"Turn around" is maybe the best bit of photographic advice I ever received. It's free, easy, takes almost no time, and often results in surprisingly interesting photographs. And yet, it is unexpectedly hard to do.
It's seems like such a useful technique would become second nature but it was years before I regularly remembered to look behind me. Here's my best guess as to why this is: when there's nothing "interesting" ahead, I'm inclined to keep moving but when there IS something compelling, well, I don't even think to look away. The potential benefit of turning around, of course, is that the stuff behind us, and more importantly, the light on the stuff behind us could be WAY more interesting.
Which brings us to this week's photo -- shot at the end of a fantastic 12-hour bus tour of Denali National Park. We saw spectacular scenery and lots of big mammals (bears, moose, caribou, and sheep) but the star attraction, Mt.

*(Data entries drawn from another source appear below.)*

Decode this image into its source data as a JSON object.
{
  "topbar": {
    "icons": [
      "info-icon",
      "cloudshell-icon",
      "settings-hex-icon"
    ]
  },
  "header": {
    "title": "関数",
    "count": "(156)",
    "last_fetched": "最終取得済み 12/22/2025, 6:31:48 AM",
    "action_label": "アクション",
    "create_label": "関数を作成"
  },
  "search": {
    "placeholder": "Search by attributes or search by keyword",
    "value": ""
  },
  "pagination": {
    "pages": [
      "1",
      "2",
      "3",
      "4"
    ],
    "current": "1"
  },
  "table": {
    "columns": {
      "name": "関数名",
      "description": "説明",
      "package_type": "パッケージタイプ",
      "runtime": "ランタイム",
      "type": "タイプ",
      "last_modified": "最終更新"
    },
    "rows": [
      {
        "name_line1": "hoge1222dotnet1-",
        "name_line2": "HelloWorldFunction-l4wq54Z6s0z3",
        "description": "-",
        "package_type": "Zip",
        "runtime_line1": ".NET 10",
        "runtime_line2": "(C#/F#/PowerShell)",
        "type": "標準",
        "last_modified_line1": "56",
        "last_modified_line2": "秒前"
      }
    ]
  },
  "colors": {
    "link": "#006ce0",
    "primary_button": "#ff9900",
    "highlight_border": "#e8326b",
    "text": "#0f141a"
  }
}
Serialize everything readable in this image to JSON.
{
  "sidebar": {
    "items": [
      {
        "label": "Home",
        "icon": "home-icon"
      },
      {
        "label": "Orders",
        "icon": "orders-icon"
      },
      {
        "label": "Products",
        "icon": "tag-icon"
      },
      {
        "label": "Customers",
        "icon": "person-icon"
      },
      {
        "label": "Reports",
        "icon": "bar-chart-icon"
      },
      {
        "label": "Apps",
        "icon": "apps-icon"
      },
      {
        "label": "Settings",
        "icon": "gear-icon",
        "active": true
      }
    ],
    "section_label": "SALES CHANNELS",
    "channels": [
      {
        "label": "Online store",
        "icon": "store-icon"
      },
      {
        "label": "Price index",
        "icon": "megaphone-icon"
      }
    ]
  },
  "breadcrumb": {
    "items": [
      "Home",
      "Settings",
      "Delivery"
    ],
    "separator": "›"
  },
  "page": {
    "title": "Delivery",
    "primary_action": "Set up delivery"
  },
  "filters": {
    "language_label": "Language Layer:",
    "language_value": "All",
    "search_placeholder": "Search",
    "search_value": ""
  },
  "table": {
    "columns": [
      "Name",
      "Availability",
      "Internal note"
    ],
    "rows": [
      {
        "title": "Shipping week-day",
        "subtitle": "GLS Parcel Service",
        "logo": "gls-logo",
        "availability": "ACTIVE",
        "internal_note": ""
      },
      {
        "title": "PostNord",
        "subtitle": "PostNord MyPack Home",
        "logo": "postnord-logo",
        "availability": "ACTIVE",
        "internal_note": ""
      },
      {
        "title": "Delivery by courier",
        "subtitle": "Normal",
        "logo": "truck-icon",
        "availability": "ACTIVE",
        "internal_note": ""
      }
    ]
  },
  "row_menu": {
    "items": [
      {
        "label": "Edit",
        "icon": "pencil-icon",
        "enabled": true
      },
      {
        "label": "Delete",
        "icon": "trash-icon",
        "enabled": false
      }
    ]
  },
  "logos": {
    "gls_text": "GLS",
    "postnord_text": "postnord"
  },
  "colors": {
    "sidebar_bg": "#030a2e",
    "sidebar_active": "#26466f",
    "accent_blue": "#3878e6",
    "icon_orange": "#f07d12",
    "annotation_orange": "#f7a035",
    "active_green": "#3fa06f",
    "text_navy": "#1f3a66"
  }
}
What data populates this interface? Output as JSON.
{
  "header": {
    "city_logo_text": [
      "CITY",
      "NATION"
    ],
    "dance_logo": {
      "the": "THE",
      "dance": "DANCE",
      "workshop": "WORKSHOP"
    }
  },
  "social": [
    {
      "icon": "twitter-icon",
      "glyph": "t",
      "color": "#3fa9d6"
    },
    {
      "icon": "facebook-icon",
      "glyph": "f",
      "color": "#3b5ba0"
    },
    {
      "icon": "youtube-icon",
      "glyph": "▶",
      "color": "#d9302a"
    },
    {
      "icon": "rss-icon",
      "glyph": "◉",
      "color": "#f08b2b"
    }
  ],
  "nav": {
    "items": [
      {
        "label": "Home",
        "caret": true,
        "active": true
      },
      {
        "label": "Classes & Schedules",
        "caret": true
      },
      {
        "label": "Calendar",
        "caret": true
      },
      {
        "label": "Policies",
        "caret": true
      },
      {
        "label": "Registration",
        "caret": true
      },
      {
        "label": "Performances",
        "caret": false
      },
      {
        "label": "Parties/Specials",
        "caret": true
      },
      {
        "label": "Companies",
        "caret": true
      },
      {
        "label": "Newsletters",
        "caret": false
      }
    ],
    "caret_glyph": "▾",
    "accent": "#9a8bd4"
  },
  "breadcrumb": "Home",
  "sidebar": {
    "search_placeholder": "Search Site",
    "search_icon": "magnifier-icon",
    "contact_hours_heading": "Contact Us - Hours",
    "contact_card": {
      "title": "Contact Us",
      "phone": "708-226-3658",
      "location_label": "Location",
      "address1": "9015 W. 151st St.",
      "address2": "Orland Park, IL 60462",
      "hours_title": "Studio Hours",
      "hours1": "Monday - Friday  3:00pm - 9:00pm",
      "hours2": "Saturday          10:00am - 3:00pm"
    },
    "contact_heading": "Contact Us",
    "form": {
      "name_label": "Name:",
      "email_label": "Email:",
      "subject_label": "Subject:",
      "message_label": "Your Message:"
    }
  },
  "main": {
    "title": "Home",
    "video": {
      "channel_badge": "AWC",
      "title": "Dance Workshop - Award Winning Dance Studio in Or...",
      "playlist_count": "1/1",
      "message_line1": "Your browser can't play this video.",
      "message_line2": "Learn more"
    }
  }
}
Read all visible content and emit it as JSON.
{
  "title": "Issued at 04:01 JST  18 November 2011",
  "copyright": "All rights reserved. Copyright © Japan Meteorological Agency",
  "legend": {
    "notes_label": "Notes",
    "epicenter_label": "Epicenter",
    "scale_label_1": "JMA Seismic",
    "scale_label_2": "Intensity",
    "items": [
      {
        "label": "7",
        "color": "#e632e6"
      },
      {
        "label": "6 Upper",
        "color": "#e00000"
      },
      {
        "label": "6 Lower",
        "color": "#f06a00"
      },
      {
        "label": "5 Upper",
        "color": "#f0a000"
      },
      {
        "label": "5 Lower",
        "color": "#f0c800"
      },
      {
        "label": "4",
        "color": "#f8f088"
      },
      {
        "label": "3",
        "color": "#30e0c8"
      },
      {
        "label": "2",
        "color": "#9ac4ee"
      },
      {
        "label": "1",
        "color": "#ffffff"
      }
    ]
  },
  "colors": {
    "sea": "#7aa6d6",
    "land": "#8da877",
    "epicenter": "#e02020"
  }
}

Denali, had remained hidden in clouds. Finally, at sunset, the clouds parted just long enough to catch a brief glimpse of the highest peak in North America.
Unfortunately, I was on the wrong side of the bus but could still see that a photograph would be disappointing because we were now over 30 miles away and the sun was setting almost directly behind the mountain. Between the haze, the glare, the bouncing bus and the distance, the spectacular 20,310-foot massif was going to look quite dim and puny.
That's when I turned around and spotted the shadow of the bus and all the passengers weaving in and out of the hills outside of my window. To me, this was far more interesting than the blurry scene on the other side.
I like this shot a lot -- probably more than anyone else because I was actually there, I really like shadows and reflections, and, to be honest, it just amuses me.
In any case, this photo is a rather good example of the serendipitous things that can happen when we remind ourselves to "turn around."